Don't try to process the innerHTML/html() of an element. This will never work because regex is not powerful enough to parse HTML. Just walk over the Text nodes looking for what you want:

// Replace words in text content, recursively walking element children.
//
function wrapWordsInDescendants(element, tagName, className) {
    for (var i= element.childNodes.length; i-->0;) {
        var child= element.childNodes[i];
        if (child.nodeType==1) // Node.ELEMENT_NODE
            wrapWordsInDescendants(child, tagName, className);
        else if (child.nodeType==3) // Node.TEXT_NODE
            wrapWordsInText(child, tagName, className);
    }
}

// Replace words in a single text node
//
function wrapWordsInText(node, tagName, className) {

    // Get list of *word indexes
    //
    var ixs= [];
    var match;
    while (match= starword.exec(node.data))
        ixs.push([match.index, match.index+match[0].length]);

    // Wrap each in the given element
    //
    for (var i= ixs.length; i-->0;) {
        var element= document.createElement(tagName);
        element.className= className;
        node.splitText(ixs[i][1]);
        element.appendChild(node.splitText(ixs[i][0]));
        node.parentNode.insertBefore(element, node.nextSibling);
    }
}
var starword= /(^|\W)\*\w+\b/g;

// Process all elements with class 'foo'
//
$('.foo').each(function() {
    wrapWordsInDescendants(this, 'span', 'xyz');
});


// If you're not using jQuery, you'll need the below bits instead of $...

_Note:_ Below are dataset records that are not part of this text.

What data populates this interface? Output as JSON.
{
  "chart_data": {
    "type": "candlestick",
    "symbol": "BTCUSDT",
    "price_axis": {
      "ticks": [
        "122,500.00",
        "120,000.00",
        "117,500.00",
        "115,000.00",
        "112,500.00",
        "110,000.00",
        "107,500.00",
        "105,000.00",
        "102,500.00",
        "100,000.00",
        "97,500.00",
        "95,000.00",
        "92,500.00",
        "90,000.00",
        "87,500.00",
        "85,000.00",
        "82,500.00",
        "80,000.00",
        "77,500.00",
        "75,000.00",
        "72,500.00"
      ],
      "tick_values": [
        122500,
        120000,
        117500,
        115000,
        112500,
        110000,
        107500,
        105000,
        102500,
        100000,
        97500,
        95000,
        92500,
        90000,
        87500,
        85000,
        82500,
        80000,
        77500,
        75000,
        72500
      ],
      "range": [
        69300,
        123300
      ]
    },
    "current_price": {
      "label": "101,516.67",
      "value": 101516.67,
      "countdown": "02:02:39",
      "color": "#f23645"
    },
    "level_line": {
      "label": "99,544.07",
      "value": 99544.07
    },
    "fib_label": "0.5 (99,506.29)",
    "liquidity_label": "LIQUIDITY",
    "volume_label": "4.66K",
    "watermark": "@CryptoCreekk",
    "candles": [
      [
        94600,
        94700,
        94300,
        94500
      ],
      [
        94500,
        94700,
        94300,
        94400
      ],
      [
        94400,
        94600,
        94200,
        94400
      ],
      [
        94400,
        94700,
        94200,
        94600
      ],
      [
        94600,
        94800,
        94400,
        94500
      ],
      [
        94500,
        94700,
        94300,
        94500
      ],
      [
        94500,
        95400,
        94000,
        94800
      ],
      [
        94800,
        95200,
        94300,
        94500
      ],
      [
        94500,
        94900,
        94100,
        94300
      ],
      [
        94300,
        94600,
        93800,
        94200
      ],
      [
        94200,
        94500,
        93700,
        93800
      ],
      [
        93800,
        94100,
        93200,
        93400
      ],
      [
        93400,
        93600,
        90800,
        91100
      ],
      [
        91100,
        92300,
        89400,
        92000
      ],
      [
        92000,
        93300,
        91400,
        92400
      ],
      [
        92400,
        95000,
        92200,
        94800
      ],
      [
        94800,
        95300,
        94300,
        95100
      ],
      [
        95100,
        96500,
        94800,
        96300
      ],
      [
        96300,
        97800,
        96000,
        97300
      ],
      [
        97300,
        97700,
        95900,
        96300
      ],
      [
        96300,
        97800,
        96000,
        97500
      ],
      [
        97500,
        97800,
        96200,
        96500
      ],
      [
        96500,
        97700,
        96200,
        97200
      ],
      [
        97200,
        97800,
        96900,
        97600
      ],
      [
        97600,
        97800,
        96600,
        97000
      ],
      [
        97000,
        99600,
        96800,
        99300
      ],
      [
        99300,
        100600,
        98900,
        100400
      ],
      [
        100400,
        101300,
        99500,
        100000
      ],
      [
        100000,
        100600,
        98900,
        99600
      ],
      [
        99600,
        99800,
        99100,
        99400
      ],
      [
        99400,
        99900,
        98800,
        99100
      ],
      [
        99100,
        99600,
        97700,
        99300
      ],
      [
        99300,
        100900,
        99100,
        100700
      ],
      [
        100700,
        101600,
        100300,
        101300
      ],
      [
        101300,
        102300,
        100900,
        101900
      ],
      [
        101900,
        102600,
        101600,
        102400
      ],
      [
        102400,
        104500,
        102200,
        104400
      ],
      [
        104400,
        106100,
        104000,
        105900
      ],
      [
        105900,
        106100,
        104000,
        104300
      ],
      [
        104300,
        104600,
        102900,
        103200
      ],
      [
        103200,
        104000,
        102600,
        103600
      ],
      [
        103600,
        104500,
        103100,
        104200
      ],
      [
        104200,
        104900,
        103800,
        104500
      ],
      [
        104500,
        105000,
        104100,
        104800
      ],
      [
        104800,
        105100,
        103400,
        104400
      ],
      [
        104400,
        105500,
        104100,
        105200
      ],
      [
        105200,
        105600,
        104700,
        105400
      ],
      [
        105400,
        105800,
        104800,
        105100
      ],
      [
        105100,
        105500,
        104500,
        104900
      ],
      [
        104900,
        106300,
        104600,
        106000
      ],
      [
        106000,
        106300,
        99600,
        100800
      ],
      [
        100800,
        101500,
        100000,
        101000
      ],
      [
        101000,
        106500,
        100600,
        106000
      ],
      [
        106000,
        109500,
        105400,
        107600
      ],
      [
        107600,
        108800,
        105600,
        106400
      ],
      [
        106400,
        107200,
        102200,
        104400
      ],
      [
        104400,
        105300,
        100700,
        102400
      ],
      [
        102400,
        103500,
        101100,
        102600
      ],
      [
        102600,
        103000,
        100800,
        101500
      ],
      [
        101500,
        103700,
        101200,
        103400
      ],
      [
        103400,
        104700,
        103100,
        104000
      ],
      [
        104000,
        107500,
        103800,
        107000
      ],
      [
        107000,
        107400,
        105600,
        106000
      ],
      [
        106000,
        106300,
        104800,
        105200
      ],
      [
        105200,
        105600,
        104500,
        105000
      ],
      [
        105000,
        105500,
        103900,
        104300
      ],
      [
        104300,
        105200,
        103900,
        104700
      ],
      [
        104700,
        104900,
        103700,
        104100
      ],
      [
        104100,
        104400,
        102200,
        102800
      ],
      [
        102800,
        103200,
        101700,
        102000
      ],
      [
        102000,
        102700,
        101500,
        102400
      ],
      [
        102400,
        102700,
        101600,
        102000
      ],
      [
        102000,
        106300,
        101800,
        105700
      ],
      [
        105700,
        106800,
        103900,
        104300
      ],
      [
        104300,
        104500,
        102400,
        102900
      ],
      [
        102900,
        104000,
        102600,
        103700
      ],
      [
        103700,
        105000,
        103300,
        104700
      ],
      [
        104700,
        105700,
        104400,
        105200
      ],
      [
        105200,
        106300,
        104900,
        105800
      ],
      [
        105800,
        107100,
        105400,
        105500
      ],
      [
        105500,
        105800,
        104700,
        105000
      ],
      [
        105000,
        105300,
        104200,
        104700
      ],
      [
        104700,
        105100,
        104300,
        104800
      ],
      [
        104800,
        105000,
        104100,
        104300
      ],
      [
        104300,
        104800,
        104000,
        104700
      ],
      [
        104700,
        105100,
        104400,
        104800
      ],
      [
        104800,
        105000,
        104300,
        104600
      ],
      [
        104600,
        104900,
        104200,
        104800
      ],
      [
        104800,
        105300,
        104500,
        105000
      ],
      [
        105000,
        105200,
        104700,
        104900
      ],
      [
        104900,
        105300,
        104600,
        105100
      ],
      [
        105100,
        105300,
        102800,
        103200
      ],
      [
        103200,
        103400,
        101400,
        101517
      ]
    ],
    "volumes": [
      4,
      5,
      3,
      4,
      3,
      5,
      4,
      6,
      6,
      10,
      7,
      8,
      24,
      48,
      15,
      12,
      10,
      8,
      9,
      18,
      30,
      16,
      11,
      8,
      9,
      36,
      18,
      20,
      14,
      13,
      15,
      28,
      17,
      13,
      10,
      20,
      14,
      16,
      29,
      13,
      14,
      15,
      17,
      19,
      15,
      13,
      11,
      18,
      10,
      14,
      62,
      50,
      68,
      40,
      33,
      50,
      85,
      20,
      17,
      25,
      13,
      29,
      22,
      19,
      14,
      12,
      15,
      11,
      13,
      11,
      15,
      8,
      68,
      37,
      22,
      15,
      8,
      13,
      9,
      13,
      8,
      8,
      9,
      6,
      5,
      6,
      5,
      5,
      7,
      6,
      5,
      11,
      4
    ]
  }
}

// Fix missing indexOf method on IE
//
if (![].indexOf) Array.prototype.indexOf= function(item) {
    for (var i= 0; i<this.length; i++)
        if (this[i]==item)
            return i;
    return -1;
}

// Iterating over '*' (all elements) is not fast; if possible, reduce to
// all elements called 'li', or all element inside a certain element etc.
//
var elements= document.getElementsByTagName('*');
for (var i= elements.length; i-->0;)
    if (elements[i].className.split(' ').indexOf('foo')!=-1)
        wrapWordsInDescendants(elements[i], 'span', 'xyz');
bobince
@bobince, nice structure! and I like your regex (I wasn't sure about \b matching in front of *). However, you are setting all classnames to "xyz". The classname for starword *abc must be "abc".
system PAUSE
Oh, OK, in that case: “element.className= element.firstChild.data” (after the insertBefore).
bobince